Cosby was released this week after he served two years of a three-to-10-year sentence at a state detention facility near Philadelphia. He was convicted of first drugging and then sexually abusing Andrea Constand in 2004.
The long-time actor and comedian had testified years earlier during a lawsuit filed by Constand that he used drugs including Quaaludes to seduce women and then have sex with them.

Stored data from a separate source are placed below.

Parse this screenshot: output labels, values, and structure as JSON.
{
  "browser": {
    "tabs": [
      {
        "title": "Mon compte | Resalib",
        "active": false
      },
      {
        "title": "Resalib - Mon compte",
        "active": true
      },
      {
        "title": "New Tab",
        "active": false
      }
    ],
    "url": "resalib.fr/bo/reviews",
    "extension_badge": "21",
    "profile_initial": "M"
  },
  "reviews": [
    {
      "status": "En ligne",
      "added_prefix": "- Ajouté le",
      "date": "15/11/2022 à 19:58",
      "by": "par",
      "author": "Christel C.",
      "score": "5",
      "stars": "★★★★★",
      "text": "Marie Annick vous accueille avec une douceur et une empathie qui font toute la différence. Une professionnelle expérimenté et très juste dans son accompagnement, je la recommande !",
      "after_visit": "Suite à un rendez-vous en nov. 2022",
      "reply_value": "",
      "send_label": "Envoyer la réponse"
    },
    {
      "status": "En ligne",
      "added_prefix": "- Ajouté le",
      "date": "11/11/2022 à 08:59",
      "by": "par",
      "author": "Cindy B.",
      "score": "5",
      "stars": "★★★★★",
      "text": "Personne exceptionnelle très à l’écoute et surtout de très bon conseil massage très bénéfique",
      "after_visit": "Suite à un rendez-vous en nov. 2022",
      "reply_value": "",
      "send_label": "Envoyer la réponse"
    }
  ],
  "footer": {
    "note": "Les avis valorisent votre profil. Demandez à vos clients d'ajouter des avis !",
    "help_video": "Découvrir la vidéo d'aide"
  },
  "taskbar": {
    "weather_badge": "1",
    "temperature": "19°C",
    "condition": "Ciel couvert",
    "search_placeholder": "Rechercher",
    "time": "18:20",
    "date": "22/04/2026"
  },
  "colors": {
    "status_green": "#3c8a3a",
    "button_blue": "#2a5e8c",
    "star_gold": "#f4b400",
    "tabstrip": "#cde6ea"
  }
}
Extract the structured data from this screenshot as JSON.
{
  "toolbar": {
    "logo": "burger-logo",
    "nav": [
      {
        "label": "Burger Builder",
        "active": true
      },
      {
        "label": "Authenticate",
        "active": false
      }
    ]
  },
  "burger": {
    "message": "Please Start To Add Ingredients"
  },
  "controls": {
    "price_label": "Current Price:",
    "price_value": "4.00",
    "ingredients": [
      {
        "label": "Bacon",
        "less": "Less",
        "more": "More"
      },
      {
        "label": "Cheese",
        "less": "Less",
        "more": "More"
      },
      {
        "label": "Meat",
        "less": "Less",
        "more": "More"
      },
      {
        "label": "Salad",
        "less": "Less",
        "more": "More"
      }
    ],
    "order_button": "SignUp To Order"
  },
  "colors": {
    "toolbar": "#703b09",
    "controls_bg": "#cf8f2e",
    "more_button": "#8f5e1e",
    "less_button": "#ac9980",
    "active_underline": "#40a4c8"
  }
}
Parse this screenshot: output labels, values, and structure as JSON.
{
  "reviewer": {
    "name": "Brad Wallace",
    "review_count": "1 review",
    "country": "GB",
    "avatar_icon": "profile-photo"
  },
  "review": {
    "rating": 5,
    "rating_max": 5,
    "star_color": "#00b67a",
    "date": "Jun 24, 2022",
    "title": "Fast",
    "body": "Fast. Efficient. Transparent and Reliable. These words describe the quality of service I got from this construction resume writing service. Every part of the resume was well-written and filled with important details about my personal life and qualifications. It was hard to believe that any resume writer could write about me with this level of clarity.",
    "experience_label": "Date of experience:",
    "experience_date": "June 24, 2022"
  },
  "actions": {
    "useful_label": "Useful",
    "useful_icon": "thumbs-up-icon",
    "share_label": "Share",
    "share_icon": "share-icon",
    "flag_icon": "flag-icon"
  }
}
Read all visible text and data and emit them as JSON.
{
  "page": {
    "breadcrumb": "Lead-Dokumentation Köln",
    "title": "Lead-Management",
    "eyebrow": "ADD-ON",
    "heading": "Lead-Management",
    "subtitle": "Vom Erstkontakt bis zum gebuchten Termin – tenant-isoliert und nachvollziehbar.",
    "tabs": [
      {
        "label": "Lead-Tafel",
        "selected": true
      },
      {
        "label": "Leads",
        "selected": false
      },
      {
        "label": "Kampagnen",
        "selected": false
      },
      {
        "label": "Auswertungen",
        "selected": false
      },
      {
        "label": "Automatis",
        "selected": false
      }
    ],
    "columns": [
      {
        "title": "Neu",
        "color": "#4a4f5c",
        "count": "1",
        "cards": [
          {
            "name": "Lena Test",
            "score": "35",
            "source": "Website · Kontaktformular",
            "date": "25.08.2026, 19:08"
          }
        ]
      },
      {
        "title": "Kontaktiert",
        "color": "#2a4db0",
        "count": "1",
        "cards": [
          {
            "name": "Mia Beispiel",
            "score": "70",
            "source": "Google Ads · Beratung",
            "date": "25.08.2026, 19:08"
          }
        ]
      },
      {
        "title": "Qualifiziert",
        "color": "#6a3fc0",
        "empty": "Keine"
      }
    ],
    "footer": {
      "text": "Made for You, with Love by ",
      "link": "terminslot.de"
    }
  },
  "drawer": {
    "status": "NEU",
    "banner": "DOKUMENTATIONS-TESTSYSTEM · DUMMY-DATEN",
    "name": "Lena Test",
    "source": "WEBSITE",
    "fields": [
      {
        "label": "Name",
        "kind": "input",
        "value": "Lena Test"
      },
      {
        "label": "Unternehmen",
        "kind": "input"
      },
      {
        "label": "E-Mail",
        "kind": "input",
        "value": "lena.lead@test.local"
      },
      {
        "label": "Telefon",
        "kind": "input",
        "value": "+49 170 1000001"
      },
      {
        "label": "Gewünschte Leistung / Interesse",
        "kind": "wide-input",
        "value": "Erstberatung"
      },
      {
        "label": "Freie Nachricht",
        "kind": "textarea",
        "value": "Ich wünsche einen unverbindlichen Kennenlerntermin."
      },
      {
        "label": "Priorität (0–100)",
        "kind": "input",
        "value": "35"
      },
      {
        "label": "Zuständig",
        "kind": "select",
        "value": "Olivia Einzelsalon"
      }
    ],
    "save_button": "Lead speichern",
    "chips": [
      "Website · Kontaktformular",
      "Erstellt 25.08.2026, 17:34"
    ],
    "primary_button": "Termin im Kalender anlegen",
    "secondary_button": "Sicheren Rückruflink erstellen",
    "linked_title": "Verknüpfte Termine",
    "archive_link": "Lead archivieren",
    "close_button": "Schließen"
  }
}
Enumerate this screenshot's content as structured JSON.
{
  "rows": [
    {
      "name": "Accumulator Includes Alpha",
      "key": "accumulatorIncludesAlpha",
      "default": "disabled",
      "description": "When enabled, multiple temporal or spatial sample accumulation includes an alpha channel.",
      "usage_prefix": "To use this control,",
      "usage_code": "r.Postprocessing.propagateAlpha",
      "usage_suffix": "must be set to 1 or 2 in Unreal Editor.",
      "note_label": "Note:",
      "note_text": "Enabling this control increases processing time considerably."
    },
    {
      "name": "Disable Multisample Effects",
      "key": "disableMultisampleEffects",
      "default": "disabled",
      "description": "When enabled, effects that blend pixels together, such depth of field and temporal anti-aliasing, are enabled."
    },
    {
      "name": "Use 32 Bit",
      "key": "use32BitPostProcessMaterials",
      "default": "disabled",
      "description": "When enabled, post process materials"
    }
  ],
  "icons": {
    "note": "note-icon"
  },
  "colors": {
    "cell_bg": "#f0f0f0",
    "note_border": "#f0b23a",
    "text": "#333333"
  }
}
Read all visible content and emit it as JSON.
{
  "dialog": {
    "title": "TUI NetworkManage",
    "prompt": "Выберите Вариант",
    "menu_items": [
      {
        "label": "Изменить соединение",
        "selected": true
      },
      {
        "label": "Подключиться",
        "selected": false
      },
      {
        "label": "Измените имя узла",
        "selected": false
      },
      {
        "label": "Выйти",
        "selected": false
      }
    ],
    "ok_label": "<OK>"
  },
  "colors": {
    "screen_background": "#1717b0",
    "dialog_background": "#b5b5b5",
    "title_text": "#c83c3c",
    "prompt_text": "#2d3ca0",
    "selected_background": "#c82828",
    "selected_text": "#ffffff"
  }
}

He gave his testimony under the agreement that he would be immune from prosecution, but he was arrested in 2015 by a Pennsylvania state prosecutor 12 days before the statute of limitations expired after his previous testimony was unsealed.
— Jack Furnari (@JackBPR) July 1, 2021
The Pennsylvania Supreme Court ruled Cosby’s testimony in the lawsuit was improperly obtained and then used to convict him, with justices determining that it amounted to a “coercive bait-and-switch” and was therefore unconstitutional.
The state high court also ruled that following a mistrial, the judge hearing the second trial allowed additional accusers to testify against Cosby, which tainted the case.
Earlier in the week, Howard University put out a statement disavowing Rashad’s initial celebratory post.
“Survivors of sexual assault will always be our first priority,” read a statement posted to the institution’s social media accounts. “While Dean Rashad has acknowledged in her follow-up tweet that victims must be heard and believed, her initial tweet lacked sensitivity towards survivors of sexual assault.”